A little while ago I read through the engineering publications from Bungie. Some of the AI papers discuss one of the worst problems in game AI: recognizing the player’s intention. The next time I played on Xbox Live, I picked up my controller, put on my headset, and had an idea: why not use voice to help AI figure out what you’re thinking?

For example, if you say “fall back,” the AI could recognize that and do it. If you have the thermal vision of the group and you see enemies around a corner, you might say “enemies around that corner.” Even though you didn’t tell the AI which corner you meant, they could either guess, or – since they’re controlled by the game system – use information in the system to figure out which corner you mean. It’s cheating, but it improves the user experience, so it works.

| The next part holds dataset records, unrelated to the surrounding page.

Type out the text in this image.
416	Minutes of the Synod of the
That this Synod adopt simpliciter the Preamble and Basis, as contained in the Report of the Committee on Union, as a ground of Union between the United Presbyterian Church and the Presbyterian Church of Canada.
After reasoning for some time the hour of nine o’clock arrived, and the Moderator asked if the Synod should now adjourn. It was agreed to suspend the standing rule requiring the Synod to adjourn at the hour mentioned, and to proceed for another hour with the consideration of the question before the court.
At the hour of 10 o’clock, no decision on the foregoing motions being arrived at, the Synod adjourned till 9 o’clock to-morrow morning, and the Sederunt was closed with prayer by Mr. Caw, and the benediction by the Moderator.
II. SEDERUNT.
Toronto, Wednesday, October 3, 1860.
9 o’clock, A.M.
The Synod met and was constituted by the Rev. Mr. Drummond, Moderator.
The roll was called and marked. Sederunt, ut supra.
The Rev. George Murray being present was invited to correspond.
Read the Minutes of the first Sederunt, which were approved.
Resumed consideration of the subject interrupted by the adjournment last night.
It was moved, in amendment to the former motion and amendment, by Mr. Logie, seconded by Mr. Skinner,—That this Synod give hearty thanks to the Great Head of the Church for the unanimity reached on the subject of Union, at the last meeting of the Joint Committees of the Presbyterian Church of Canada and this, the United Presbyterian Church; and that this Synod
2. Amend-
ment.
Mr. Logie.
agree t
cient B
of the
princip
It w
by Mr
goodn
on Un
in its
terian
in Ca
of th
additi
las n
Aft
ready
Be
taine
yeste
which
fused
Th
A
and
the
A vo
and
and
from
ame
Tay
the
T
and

So why isn’t this in games already? Aside from localization issues there really aren’t any barriers. Speech recognition works pretty well – it’s a bit slow and not always accurate – but that’s good enough to provide help to an AI in a game (not to entirely guide it – I’m talking about a layer on top of the normal AI you’d find in a game). The only other issue would be that not everyone has a headset. But if you only use voice to assist AI, you can still provide a quality experience otherwise. We should at least be seeing this sort of thing in top-tier games.

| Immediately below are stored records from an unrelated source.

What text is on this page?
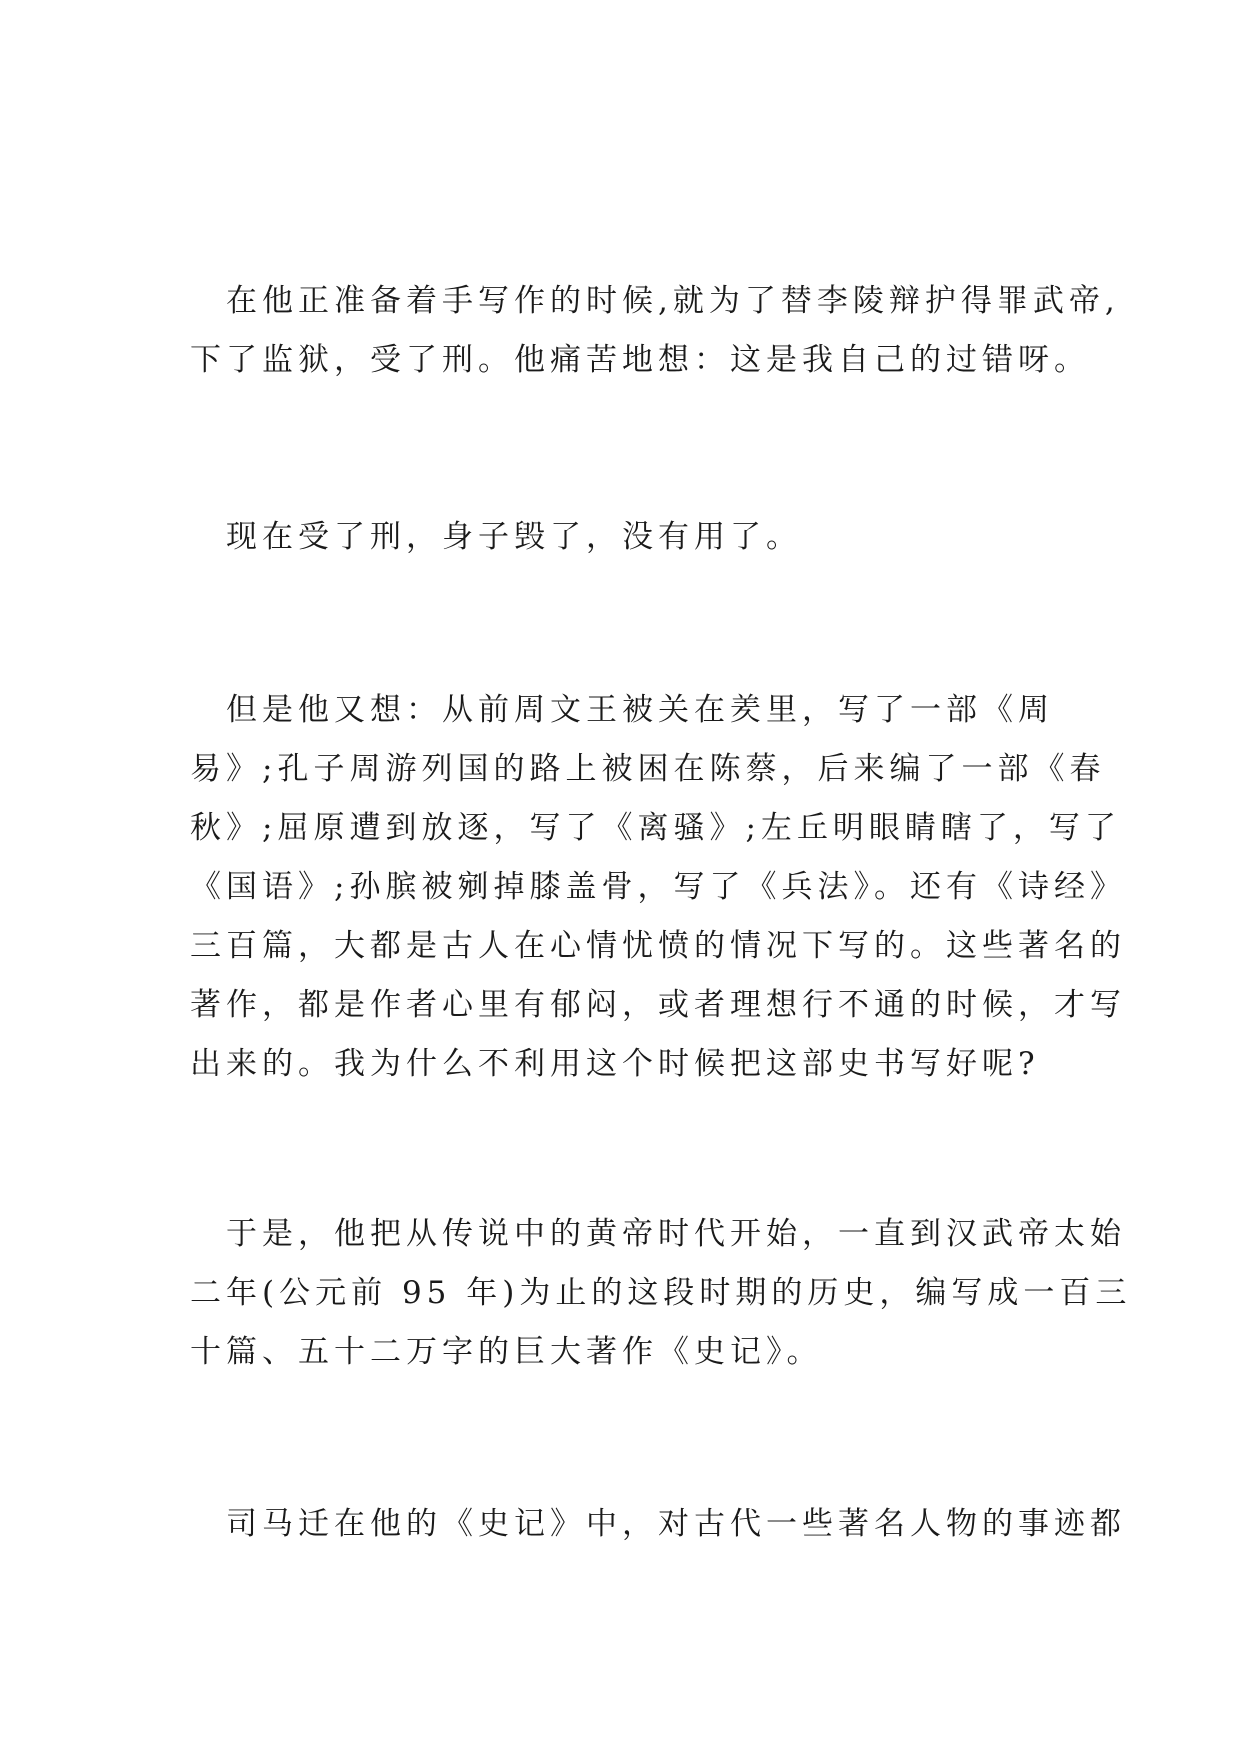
　在他正准备着手写作的时候,就为了替李陵辩护得罪武帝,
下了监狱，受了刑。他痛苦地想：这是我自己的过错呀。
　现在受了刑，身子毁了，没有用了。
　但是他又想：从前周文王被关在羑里，写了一部《周
易》;孔子周游列国的路上被困在陈蔡，后来编了一部《春
秋》;屈原遭到放逐，写了《离骚》;左丘明眼睛瞎了，写了
《国语》;孙膑被剜掉膝盖骨，写了《兵法》。还有《诗经》
三百篇，大都是古人在心情忧愤的情况下写的。这些著名的
著作，都是作者心里有郁闷，或者理想行不通的时候，才写
出来的。我为什么不利用这个时候把这部史书写好呢?
　于是，他把从传说中的黄帝时代开始，一直到汉武帝太始
二年(公元前 95 年)为止的这段时期的历史，编写成一百三
十篇、五十二万字的巨大著作《史记》。
　司马迁在他的《史记》中，对古代一些著名人物的事迹都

In fact, to demonstrate how easy it is to get some very rudimentary speech-driven AI working, I decided to code a little test tonight. I set aside some time for it and went to work. 15 minutes later I was done. Turns out .NET 3.0 has speech recognition built into the System.Speech.Recognition namespace. The result is this:

Download it here
(requires .NET 3.0 and XNA 2.0)

You say some variation of top, bottom, left, right or center to move the ball to that position on the screen. It’d be trivial to translate that into a 3D space based on a first-person perspective (though “front” might be a good word). It could also be more context-sensitive – e.g. maybe “on the left” after “the door” would refer to the left side of the hall instead of the player’s current “left”.

So what are your thoughts? Why aren’t we seeing this in games already? Are there games that do something like this? I know there are games that use sound recognition, but why wouldn’t the more popular games use voice recognition? I looked for patents, and there are a couple, but they seem very specific, and not really applicable to the first-person genre. Other than taking system resources (which with more powerful systems should be less of an issue), what reasons are there for this not being in games already?